Bakırköy 26. Asliye Ceza Mahkemesindeki duruşmaya, tarafların avukatları katıldı.
Duruşmada şahit olarak dinlenilen C.Ö., polis memuru olduğunu, olay günü de Atatürk Havalimanı Cürüm Tedbire ve Araştırma Şube Müdürlüğünde vazife yaptığını söz ederek, şunları anlattı:
“Güvenlik Şube Müdürlüğünde bağlı bir polis grubu, hakkında gözaltı kararı bulunan kişinin uçakla geleceğini ve bizim uçağa kadar eşlik etmemiz gerektiğini söyledi. Aprona misyonlu dışında kimse giremeyeceği için biz de Güvenlik Şube Müdürlüğü takımlarıyla inen uçağın oraya gittik. Uçaktaki yolculardan bir kısmı indirildikten sonra müştekiyi uçaktan almak için merdivenden çıktılar. Uçağın kapısında kararı okuyarak müştekiyi aldılar. Ben de o esnada takımların yanındaydım. Müşteki merdivenlerin ortasına geldiğinde bir düzensizlik meydana geldi ve herkes bağırıyordu. Bağıranlar ortasında küfür duymadım.”
Kaos çıkaran bireylerin orada bunun yer hizmetlileri olduğunu, bu şahısların olaydan sonra tabirlerini aldıklarını aktaran şahit C.Ö., bir anda arbedenin çıktığını, 7-8 kişinin müştekiye saldırdığını, kendilerinin de kalabalığın içine girerek müştekiyi kurtardıklarını, kurtarırken kendisinin de yaralandığını ve olaydan uzun vakit geçtiği için olayda saldıran şahısları hatırlamadığını belirtti.
Arbede esnasında dayanak isteme durumu olmadığını da söyleyen şahit C.Ö., müştekiyi olay yerinden alarak ayrıldıklarını ve araçta müştekiye “İyi misiniz, doktora gereksiniminiz var mı?” diye sorduğunu, müştekinin de “Hayır, istemiyorum.” dediğini anlattı.
Duruşmada şahit olarak dinlenen D.K. de olay günü müştekinin bindiği uçağın kaptan pilotu olduğunu, KKTC’den kalkıştan evvel uçak içerisinde kelamlı sataşmanın olduğunun tarafına bildirildiğini fakat uçuşa mani rastgele bir olaydan bahsedilmediğini söz etti.
Şahit D.K., Atatürk Havalimanı’na indiklerini lisana getirerek, “Kabin amirleri, yakalama yahut gözaltı olan bir şahsın olduğunu ve polislerin alacağına dair bilgi vermedi. Hatırladığım kadarıyla müşteki öbür yolcularla birlikte indirildi. Ben rastgele bir harikulâde kalabalık görmedim.

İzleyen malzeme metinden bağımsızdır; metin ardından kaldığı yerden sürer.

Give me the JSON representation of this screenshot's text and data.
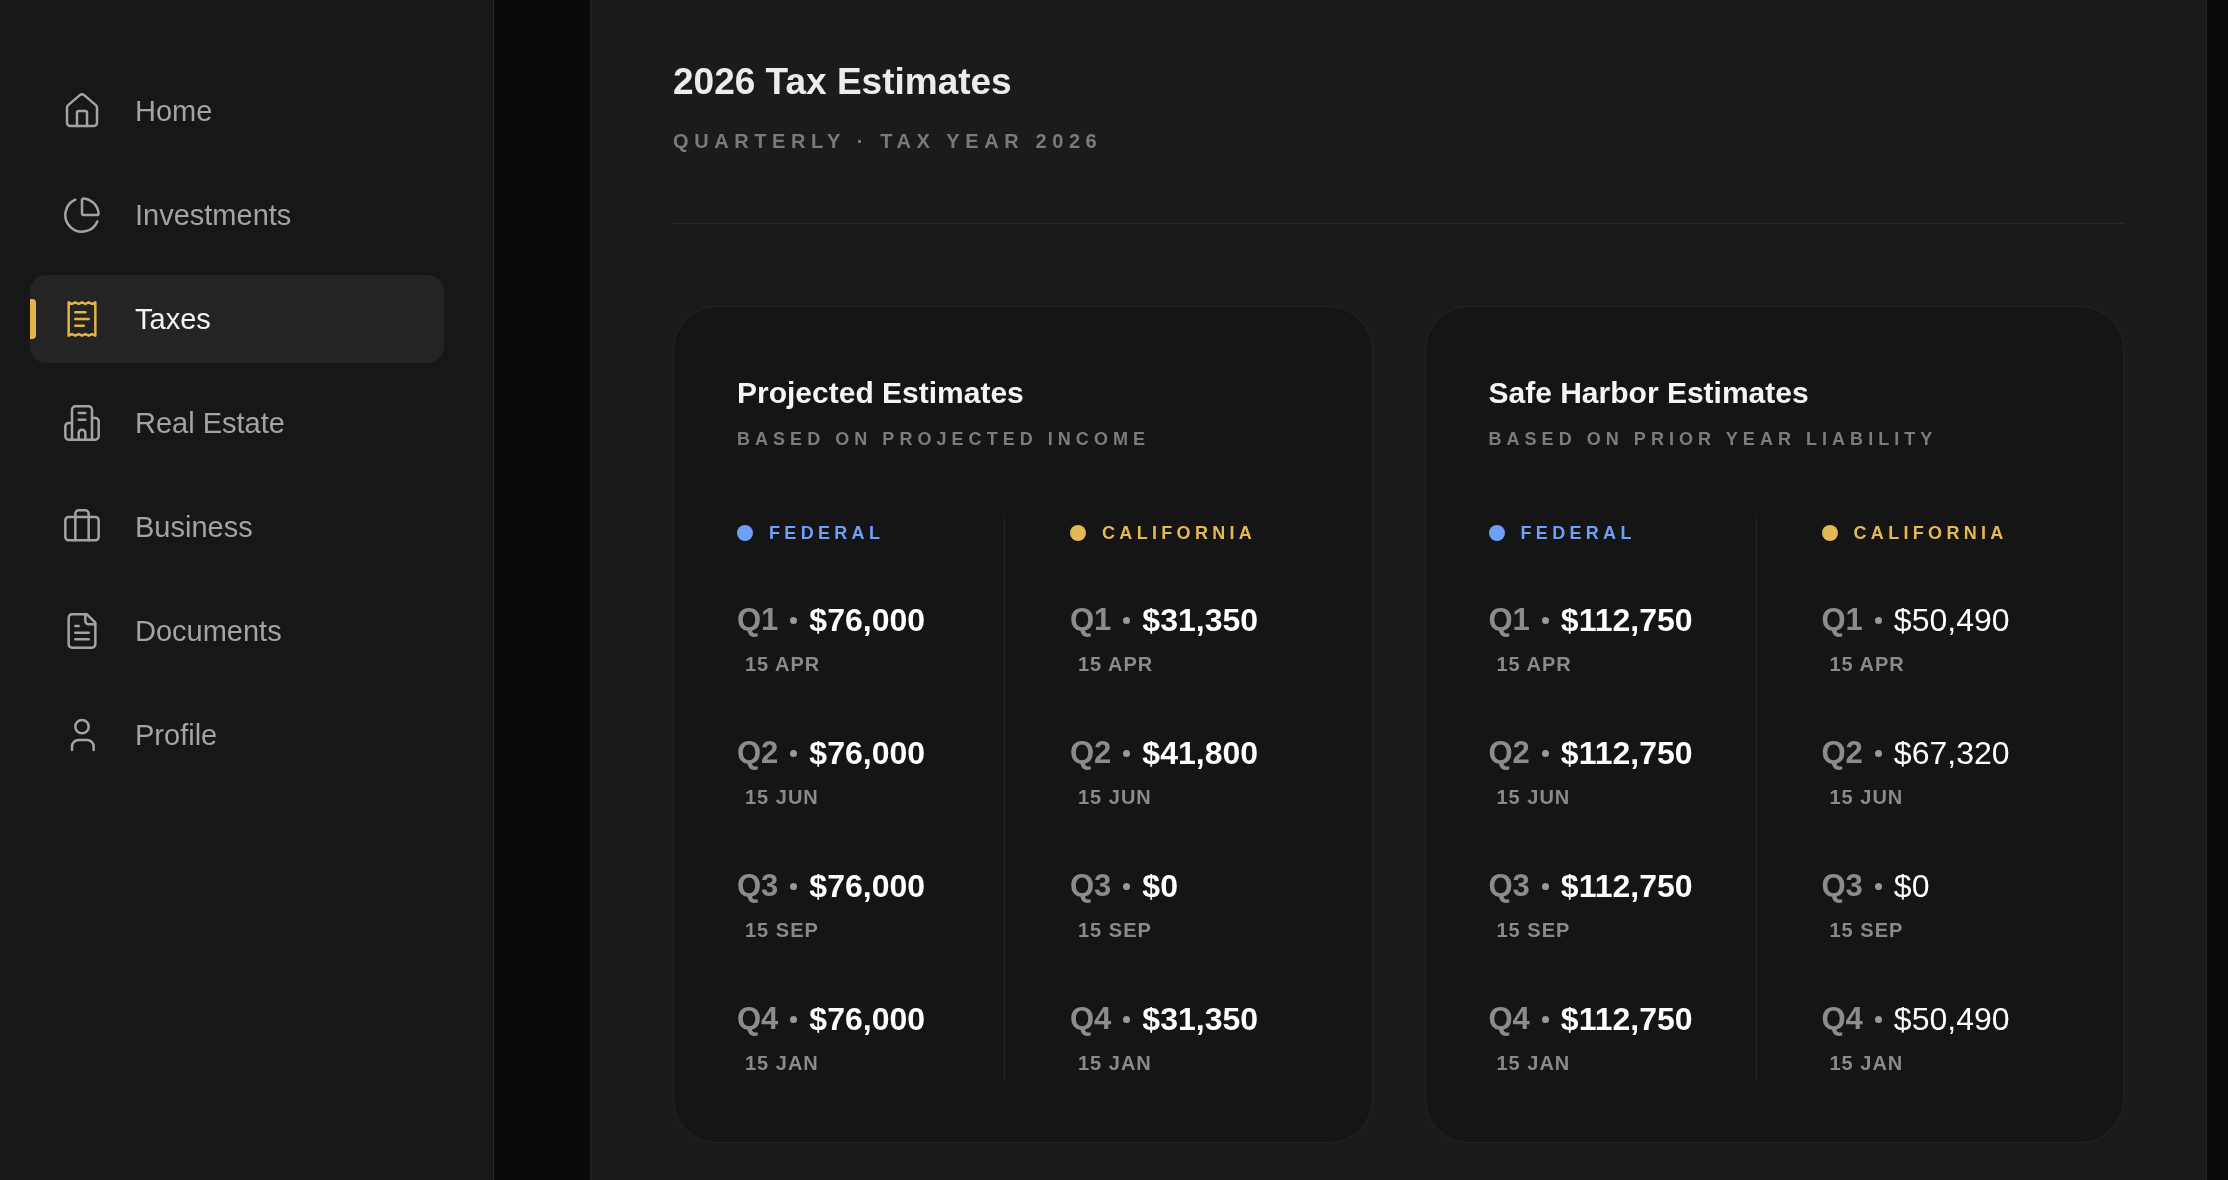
{
  "sidebar": {
    "items": [
      {
        "label": "Home",
        "selected": false
      },
      {
        "label": "Investments",
        "selected": false
      },
      {
        "label": "Taxes",
        "selected": true
      },
      {
        "label": "Real Estate",
        "selected": false
      },
      {
        "label": "Business",
        "selected": false
      },
      {
        "label": "Documents",
        "selected": false
      },
      {
        "label": "Profile",
        "selected": false
      }
    ]
  },
  "header": {
    "title": "2026 Tax Estimates",
    "subtitle": "QUARTERLY · TAX YEAR 2026"
  },
  "cards": [
    {
      "title": "Projected Estimates",
      "subtitle": "BASED ON PROJECTED INCOME",
      "columns": [
        {
          "label": "FEDERAL",
          "color": "#6ea0f5",
          "values_bold": true,
          "rows": [
            {
              "quarter": "Q1",
              "amount": "$76,000",
              "due": "15 APR"
            },
            {
              "quarter": "Q2",
              "amount": "$76,000",
              "due": "15 JUN"
            },
            {
              "quarter": "Q3",
              "amount": "$76,000",
              "due": "15 SEP"
            },
            {
              "quarter": "Q4",
              "amount": "$76,000",
              "due": "15 JAN"
            }
          ]
        },
        {
          "label": "CALIFORNIA",
          "color": "#e2b953",
          "values_bold": true,
          "rows": [
            {
              "quarter": "Q1",
              "amount": "$31,350",
              "due": "15 APR"
            },
            {
              "quarter": "Q2",
              "amount": "$41,800",
              "due": "15 JUN"
            },
            {
              "quarter": "Q3",
              "amount": "$0",
              "due": "15 SEP"
            },
            {
              "quarter": "Q4",
              "amount": "$31,350",
              "due": "15 JAN"
            }
          ]
        }
      ]
    },
    {
      "title": "Safe Harbor Estimates",
      "subtitle": "BASED ON PRIOR YEAR LIABILITY",
      "columns": [
        {
          "label": "FEDERAL",
          "color": "#6ea0f5",
          "values_bold": true,
          "rows": [
            {
              "quarter": "Q1",
              "amount": "$112,750",
              "due": "15 APR"
            },
            {
              "quarter": "Q2",
              "amount": "$112,750",
              "due": "15 JUN"
            },
            {
              "quarter": "Q3",
              "amount": "$112,750",
              "due": "15 SEP"
            },
            {
              "quarter": "Q4",
              "amount": "$112,750",
              "due": "15 JAN"
            }
          ]
        },
        {
          "label": "CALIFORNIA",
          "color": "#e2b953",
          "values_bold": false,
          "rows": [
            {
              "quarter": "Q1",
              "amount": "$50,490",
              "due": "15 APR"
            },
            {
              "quarter": "Q2",
              "amount": "$67,320",
              "due": "15 JUN"
            },
            {
              "quarter": "Q3",
              "amount": "$0",
              "due": "15 SEP"
            },
            {
              "quarter": "Q4",
              "amount": "$50,490",
              "due": "15 JAN"
            }
          ]
        }
      ]
    }
  ]
}
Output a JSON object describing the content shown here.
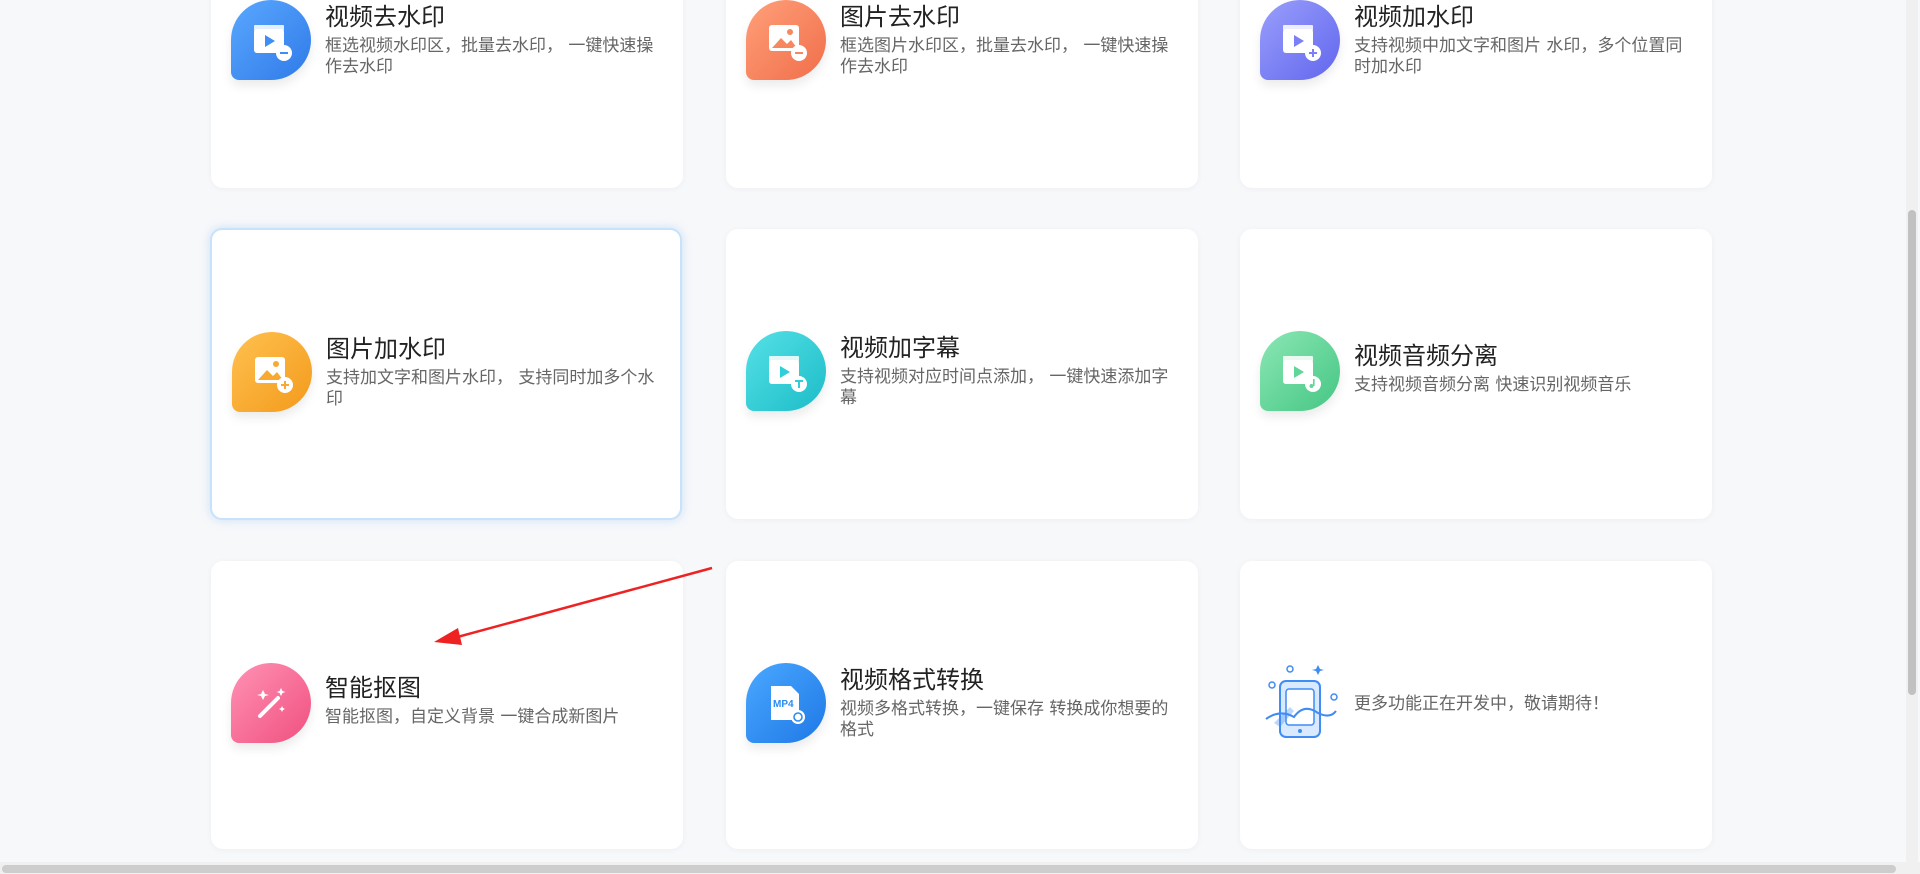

Gördüğüm kalabalık standart kalabalıktı. Şahıs uçaktan inerken ben kabinde olduğum için iniş esnasını görmedim. Ortam karanlıktı, ben de kokpitte olduğum için şahsa vurulup vurulmadığını görmedim, küfür edilip edilmediğini duymadım.” diye konuştu.
Mahkeme, eksikliklerin giderilmesi için duruşmayı erteledi.
– İddianameden
Bakırköy Cumhuriyet Başsavcılığınca hazırlanan iddianamede, müşteki Barbaros Şansal hakkında İstanbul Cumhuriyet Başsavcılığınca “halkı kin ve düşmanlığa tahrik yahut aşağılama” cürmünden yürütülen soruşturma kapsamında gözaltı kararı verildiği, Şansal’ın 2 Ocak 2017’de KKTC’den THY’ye ilişkin uçakla saat 22.50 sıralarında Atatürk Havalimanı’na geldiği anlatılıyor.
İddianamede, Şansal’ın uçaktan indirilerek takım otosuna bindirileceği esnada havalimanında yer hizmeti sağlayan şirketin işçisi tarafından darbedildiği, tehdit ve hakaret içerikli kelamlar söylendiği, Şansal’ın da şikayetçi olduğu kaydediliyor.
Müştekiyi darbettikleri, hakaret ve tehdit içerikli kelamlar söyledikleri tespit edilen sanıkların üzerlerine atılı suçlamayı kabul etmedikleri aktarılan iddianamede, müştekinin alınan İsimli Tıp Kurumu raporunda, yaralanmasının kolay tıbbi müdahaleyle giderilebilecek ölçüde olduğu ve uzlaştırma raporuna nazaran tarafların uzlaşmadıklarının görüldüğü bildirildi.
İddianamede, 13 sanık hakkında, “basit yaralama”, “hakaret” ve “tehdit” cürümlerinden 1 yıldan 5 yıl dörder aya kadar mahpus cezası isteniyor.